U.S. employers added 185,000 jobs in April after a 216,000 increase in March, the median estimate of economists survey forecast before data due tomorrow.
The euro dropped the most against the dollar in two weeks and slid versus the yen after European Central Bank President Jean-Claude Trichet signaled the ECB may wait until after June to raise interest rates again.
Japan’s currency climbed versus all of its 16 most-traded peers and reached the strongest level in six weeks against the dollar as falling commodities prompted investors to unwind bets in higher-yielding assets financed with yen. Currencies of commodity-exporting nations including Australia, Norway and Canada plunged.

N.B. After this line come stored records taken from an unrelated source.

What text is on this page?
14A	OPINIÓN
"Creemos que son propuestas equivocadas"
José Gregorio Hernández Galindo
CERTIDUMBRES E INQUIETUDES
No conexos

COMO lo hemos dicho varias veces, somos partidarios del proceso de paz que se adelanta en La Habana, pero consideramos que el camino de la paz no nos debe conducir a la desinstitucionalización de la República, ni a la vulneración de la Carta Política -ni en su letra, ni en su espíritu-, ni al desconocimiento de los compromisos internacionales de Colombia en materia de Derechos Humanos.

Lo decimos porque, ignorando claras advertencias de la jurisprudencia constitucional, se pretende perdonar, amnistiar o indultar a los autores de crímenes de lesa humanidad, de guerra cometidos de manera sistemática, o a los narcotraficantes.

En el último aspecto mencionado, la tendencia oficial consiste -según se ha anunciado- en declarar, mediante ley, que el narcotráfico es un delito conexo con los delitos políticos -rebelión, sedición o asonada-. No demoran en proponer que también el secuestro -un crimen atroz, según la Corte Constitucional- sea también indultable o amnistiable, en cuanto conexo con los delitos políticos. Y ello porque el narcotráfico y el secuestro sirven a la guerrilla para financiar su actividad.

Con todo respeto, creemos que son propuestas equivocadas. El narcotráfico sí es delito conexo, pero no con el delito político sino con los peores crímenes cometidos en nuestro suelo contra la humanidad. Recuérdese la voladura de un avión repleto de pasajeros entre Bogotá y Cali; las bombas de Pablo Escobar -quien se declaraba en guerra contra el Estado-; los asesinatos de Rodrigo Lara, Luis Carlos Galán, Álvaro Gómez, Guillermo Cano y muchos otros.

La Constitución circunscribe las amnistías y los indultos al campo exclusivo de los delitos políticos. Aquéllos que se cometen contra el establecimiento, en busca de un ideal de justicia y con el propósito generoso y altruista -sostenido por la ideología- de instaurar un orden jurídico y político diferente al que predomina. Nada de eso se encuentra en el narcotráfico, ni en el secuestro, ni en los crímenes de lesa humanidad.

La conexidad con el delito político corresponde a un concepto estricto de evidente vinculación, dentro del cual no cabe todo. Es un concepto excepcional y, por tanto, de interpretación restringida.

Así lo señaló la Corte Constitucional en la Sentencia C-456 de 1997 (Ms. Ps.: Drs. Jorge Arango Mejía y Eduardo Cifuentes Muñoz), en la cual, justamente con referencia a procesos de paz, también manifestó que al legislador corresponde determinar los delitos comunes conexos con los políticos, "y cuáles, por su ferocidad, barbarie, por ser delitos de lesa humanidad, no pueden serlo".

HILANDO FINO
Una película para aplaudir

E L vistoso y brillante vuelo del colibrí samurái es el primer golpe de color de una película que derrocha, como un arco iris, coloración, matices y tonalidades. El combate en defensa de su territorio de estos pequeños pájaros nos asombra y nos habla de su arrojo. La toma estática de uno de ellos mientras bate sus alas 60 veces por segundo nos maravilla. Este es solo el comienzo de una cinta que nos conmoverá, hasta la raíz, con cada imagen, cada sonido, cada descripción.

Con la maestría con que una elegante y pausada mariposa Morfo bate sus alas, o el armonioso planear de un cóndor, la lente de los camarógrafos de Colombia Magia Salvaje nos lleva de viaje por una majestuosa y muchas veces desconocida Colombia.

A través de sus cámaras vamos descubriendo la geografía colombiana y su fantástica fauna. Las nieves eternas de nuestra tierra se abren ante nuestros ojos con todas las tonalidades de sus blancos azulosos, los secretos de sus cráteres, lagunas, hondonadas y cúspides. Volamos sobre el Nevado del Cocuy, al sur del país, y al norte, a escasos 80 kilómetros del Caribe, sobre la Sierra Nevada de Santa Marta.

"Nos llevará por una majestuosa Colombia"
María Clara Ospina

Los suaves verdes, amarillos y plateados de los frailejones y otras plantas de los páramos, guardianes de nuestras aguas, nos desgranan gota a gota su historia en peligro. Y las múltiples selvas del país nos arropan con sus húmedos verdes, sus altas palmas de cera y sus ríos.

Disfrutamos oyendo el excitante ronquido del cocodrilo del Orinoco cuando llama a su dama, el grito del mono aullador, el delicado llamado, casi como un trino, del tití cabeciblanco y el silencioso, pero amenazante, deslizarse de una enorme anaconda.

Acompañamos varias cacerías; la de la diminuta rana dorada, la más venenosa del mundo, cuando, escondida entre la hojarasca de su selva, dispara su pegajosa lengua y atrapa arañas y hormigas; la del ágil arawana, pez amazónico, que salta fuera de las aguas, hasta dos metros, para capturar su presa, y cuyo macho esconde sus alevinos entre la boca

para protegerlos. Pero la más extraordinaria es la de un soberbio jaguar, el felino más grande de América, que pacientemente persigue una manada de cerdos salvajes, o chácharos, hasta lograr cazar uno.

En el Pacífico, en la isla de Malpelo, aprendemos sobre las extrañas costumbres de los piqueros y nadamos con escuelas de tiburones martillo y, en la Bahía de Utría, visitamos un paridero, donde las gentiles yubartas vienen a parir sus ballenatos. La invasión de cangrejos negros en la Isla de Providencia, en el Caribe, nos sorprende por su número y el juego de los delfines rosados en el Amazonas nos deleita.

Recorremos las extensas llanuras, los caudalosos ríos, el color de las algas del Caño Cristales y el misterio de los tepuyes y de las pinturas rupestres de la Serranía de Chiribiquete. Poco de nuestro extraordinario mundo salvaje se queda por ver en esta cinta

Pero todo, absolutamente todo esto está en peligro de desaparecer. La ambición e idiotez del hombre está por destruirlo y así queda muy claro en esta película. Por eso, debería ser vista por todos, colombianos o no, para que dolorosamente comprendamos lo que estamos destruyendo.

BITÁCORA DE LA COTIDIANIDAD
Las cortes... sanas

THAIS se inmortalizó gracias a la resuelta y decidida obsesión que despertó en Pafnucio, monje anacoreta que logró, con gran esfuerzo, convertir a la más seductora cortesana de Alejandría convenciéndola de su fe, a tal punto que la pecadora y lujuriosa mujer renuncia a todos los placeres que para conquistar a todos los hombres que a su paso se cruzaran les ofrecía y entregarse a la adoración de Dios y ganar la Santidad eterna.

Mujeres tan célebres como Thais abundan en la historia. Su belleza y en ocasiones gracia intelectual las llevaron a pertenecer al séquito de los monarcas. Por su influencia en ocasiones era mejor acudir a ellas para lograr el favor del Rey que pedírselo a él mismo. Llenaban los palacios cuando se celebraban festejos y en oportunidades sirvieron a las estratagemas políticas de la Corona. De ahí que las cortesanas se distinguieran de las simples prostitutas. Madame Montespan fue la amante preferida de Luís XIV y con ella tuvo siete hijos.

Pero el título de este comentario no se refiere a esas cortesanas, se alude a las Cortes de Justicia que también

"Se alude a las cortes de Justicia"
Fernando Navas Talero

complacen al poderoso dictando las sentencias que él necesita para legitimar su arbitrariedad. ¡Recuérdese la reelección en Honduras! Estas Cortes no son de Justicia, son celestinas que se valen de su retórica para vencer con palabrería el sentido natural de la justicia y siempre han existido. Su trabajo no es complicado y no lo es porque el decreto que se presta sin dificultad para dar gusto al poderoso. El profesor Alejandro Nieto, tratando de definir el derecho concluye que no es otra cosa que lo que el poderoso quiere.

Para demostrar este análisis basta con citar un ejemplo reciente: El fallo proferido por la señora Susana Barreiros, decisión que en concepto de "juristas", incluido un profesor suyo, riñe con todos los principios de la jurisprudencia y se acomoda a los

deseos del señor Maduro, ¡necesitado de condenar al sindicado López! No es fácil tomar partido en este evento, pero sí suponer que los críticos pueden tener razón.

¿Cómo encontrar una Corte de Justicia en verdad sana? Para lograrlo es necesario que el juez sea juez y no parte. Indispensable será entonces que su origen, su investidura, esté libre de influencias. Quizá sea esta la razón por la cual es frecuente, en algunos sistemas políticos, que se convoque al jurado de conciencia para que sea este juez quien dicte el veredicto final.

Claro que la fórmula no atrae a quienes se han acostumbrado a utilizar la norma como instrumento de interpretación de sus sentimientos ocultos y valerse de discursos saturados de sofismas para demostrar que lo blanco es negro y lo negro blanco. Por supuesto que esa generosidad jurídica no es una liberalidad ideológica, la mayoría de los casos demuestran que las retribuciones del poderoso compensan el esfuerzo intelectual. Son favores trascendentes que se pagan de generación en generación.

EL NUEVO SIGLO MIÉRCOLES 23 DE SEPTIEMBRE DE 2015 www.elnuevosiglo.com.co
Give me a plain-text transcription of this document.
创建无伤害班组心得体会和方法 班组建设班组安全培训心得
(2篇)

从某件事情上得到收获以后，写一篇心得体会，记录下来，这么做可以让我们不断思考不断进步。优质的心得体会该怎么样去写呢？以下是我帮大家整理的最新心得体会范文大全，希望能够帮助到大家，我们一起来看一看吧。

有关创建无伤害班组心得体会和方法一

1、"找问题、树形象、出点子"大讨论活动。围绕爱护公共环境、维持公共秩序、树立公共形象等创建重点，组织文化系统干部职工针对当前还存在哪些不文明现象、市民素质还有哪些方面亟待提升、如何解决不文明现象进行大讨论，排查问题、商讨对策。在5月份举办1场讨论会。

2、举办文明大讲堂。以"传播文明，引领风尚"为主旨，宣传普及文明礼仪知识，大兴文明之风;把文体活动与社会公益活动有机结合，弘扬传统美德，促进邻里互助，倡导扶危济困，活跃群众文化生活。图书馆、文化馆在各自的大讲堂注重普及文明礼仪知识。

The ECB left its main refinancing rate unchanged after boosting it a quarter-percentage point in April to 1.25 percent. Trichet, at a news conference in Helsinki, refrained from using the phrase “strong vigilance,” which might have signaled a June rate increase. He instead said inflation risks will be watched “very closely.”
While inflation accelerated to 2.8 percent last month and economic growth is gaining momentum, higher borrowing costs may exacerbate Europe’s debt crisis, which has already forced Greece, Ireland and Portugal to ask for external help.